Certains experts tunisiens ont évoqué la possibilité que le FMI accepte d’étaler l’ajustement des prix du carburant et des matières premières sur une période qui peut dépasser les 4 ans, et donc au delà du programme. Or, pour Hamza Meddeb cela est impossible.

« Un programme avec le FMI est réalisé sur une période de 4 ans. Au bout de ces 48 mois, il faut que la Tunisie réussisse à avoir un excédent primaire afin de pouvoir rembourser sa dette. Ce qui peut être éventuellement négocié c’est un ajustement léger sur les produits alimentaires la première année et que les plus gros efforts se fassent plus tard, sur la deuxième moitié du programme. Ainsi, on peut négocier la séquentialisation du programme ou encore l’échéancier, mais pas plus », relève-t-il.
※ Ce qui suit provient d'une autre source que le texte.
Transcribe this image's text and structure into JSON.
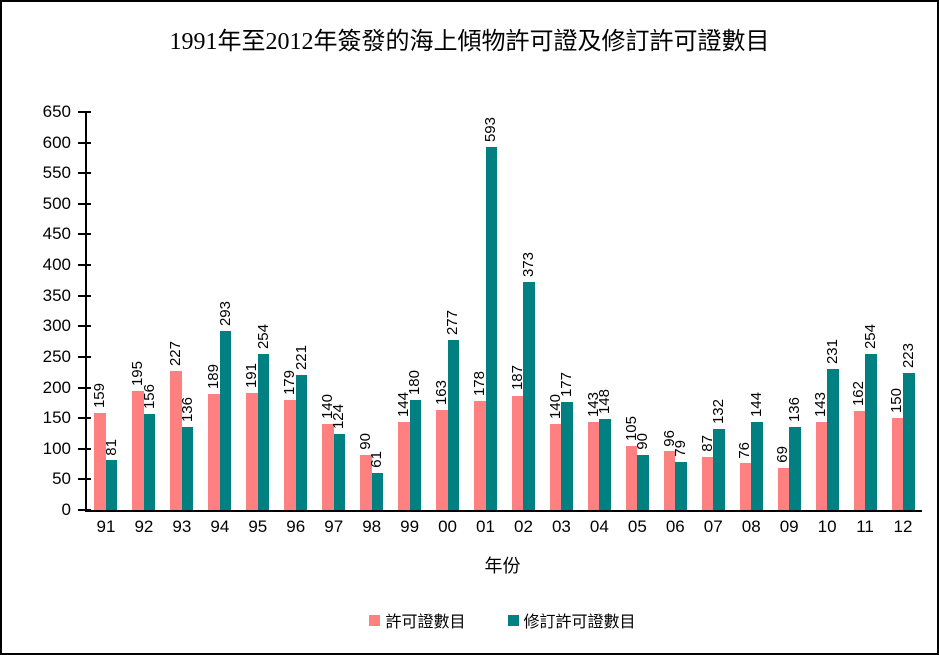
{
  "chart_data": {
    "type": "bar",
    "title": "1991年至2012年簽發的海上傾物許可證及修訂許可證數目",
    "xlabel": "年份",
    "ylabel": "",
    "categories": [
      "91",
      "92",
      "93",
      "94",
      "95",
      "96",
      "97",
      "98",
      "99",
      "00",
      "01",
      "02",
      "03",
      "04",
      "05",
      "06",
      "07",
      "08",
      "09",
      "10",
      "11",
      "12"
    ],
    "series": [
      {
        "name": "許可證數目",
        "color": "#FF8080",
        "values": [
          159,
          195,
          227,
          189,
          191,
          179,
          140,
          90,
          144,
          163,
          178,
          187,
          140,
          143,
          105,
          96,
          87,
          76,
          69,
          143,
          162,
          150
        ]
      },
      {
        "name": "修訂許可證數目",
        "color": "#008080",
        "values": [
          81,
          156,
          136,
          293,
          254,
          221,
          124,
          61,
          180,
          277,
          593,
          373,
          177,
          148,
          90,
          79,
          132,
          144,
          136,
          231,
          254,
          223
        ]
      }
    ],
    "ylim": [
      0,
      650
    ],
    "y_tick_step": 50,
    "grid": false,
    "bar_labels": true,
    "bar_label_rotation": 90,
    "legend_position": "bottom",
    "axis_color": "#000000",
    "background_color": "#FFFFFF"
  }
}
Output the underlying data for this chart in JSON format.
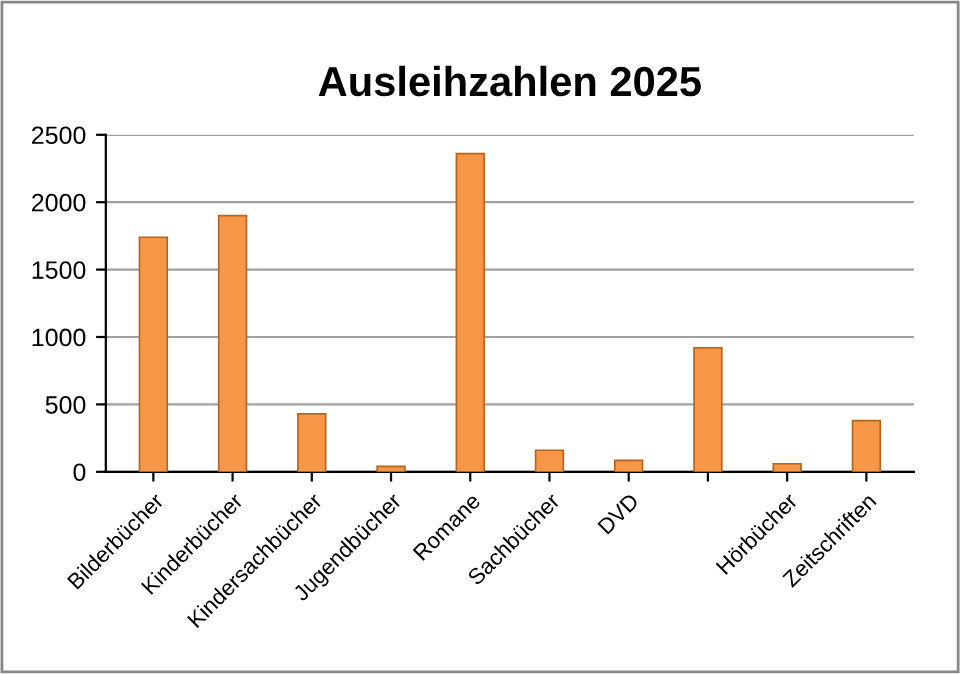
{
  "chart_data": {
    "type": "bar",
    "title": "Ausleihzahlen 2025",
    "categories": [
      "Bilderbücher",
      "Kinderbücher",
      "Kindersachbücher",
      "Jugendbücher",
      "Romane",
      "Sachbücher",
      "DVD",
      null,
      "Hörbücher",
      "Zeitschriften"
    ],
    "values": [
      1740,
      1900,
      430,
      40,
      2360,
      160,
      85,
      920,
      60,
      380
    ],
    "color": "#f79646",
    "ylim": [
      0,
      2500
    ],
    "yticks": [
      0,
      500,
      1000,
      1500,
      2000,
      2500
    ],
    "grid": "y",
    "legend": false
  }
}
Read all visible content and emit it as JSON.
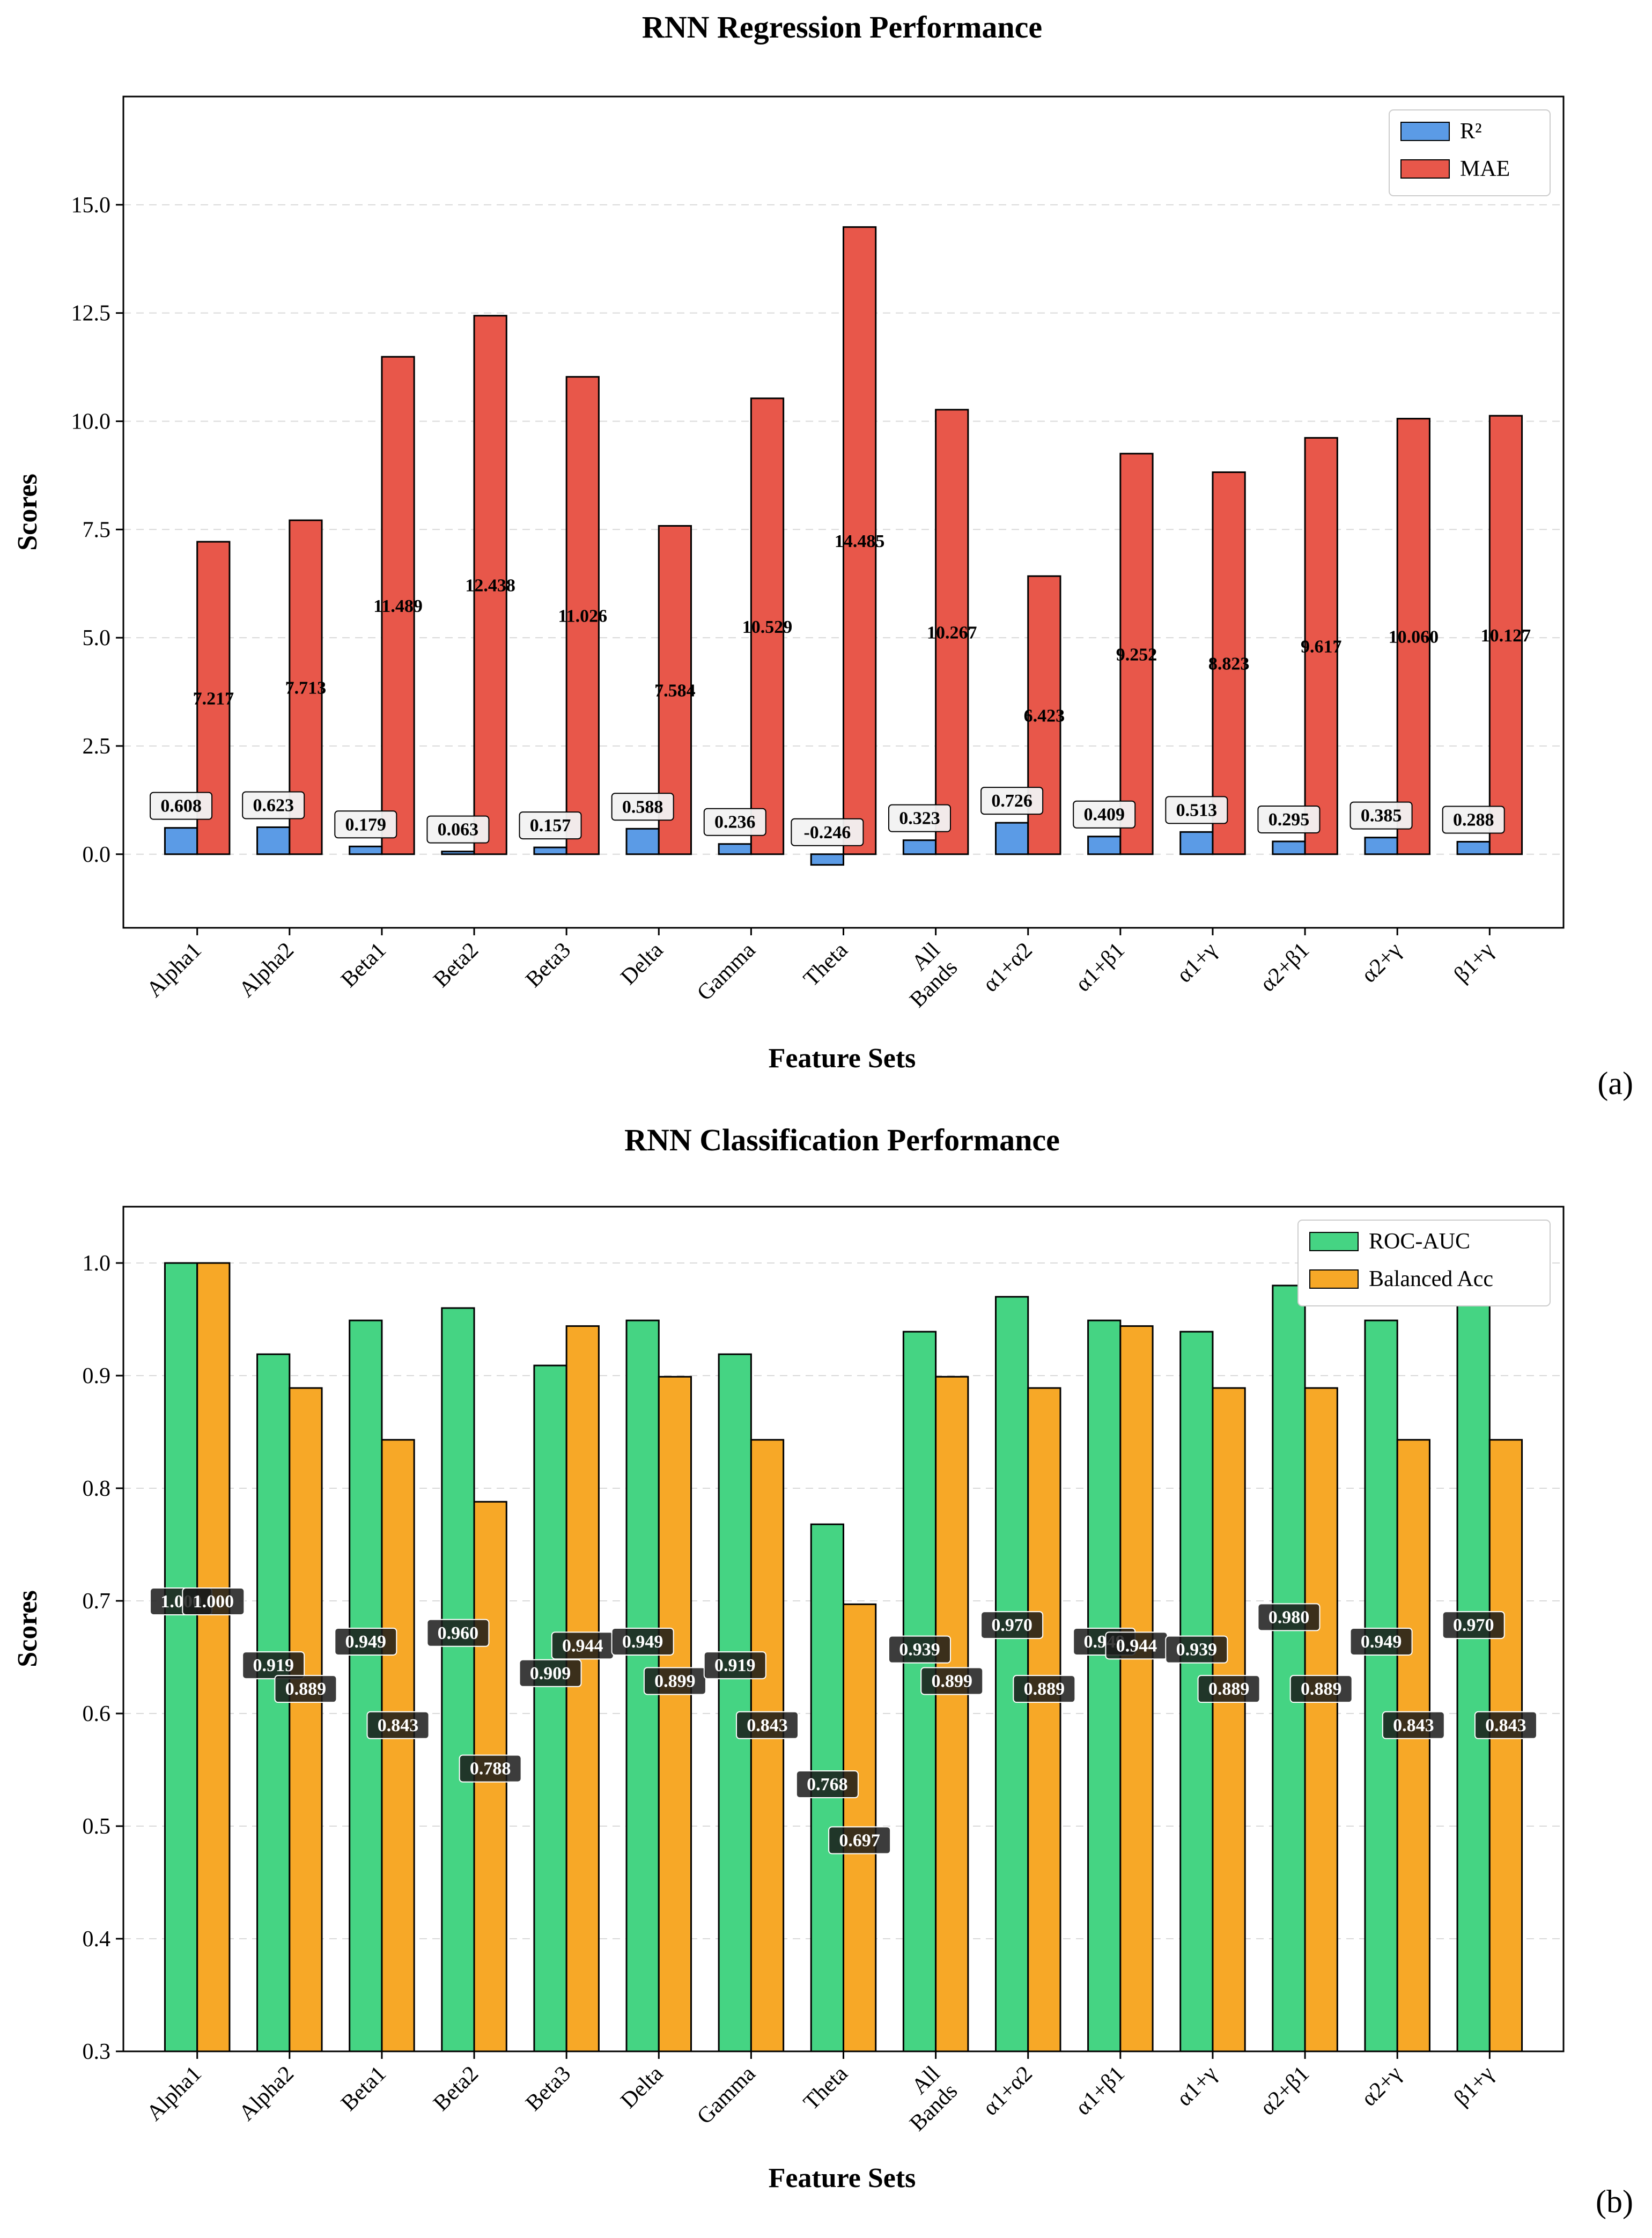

Sur la question de la réforme sur les entreprises publiques, Meddeb rappelle que la loi a été adoptée, mais qu’elle n’a toujours pas été promulguée. Et sur celle de l’énergie, l’expert souligne qu’il n’y a pas eu d’augmentation depuis 6 mois alors que la Tunisie s’était engagée à faire des augmentations mensuelles.

« Des programmes de financement sans conditionnalités n’existent pas et il n’y a pas d’argent facile, surtout dans le contexte actuel et après les deux échecs des précédents programmes », ajoute le chercheur.

Une prudence d’autant plus justifiée quand on sait que la Tunisie fait partie des pays, qui reviennent taper à la porte de l’institution financière tous les 4 ans. Or, pour rappel, le but du FMI est d’aider les pays à ne plus avoir besoin du FMI. C’est un prêteur de dernier recours. Il faut donc que les financements soient utilisés de manière efficace pour sortir le pays de ses difficultés et faire en sorte qu’il n’ait plus besoin du FMI et qu’il puisse accéder normalement au marché financier international.

Aujourd’hui, la Tunisie est dans une véritable urgence si elle veut vraiment obtenir le programme de financement de 1,9 milliards de dollars avec le Fonds monétaire international, car l’accord technique, qui date déjà de 6 mois, risque de devenir obsolète.

D’abord le taux de croissance de la Tunisie a été déjà été revu à la baisse par le FMI justement. On parle d’une croissance de 1,3%, contre les 2,7% estimés par le gouvernement dans la loi de finances 2023.

Par ailleurs, les prévisions de récoltes en céréales seront également en baisse ce qui veut dire que  les besoins de réserves en devises seront encore plus important pour pallier à ce manque à travers l’importation.

Les prochaines réunions du Conseil d’administration du FMI auront lieu au mois de mai et la question est de savoir si la Tunisie sera sur l’agenda de ces réunions. D’après Hamza Meddeb, pour que cela soit le cas, le Fonds attend une annonce politique. Ainsi, la promulgation au JORT de la loi sur les entreprises publiques et la hausse des prix de l’essence pourraient constituer deux signaux positifs quant à la volonté de la Tunisie d’entrer en programme avec le FMI.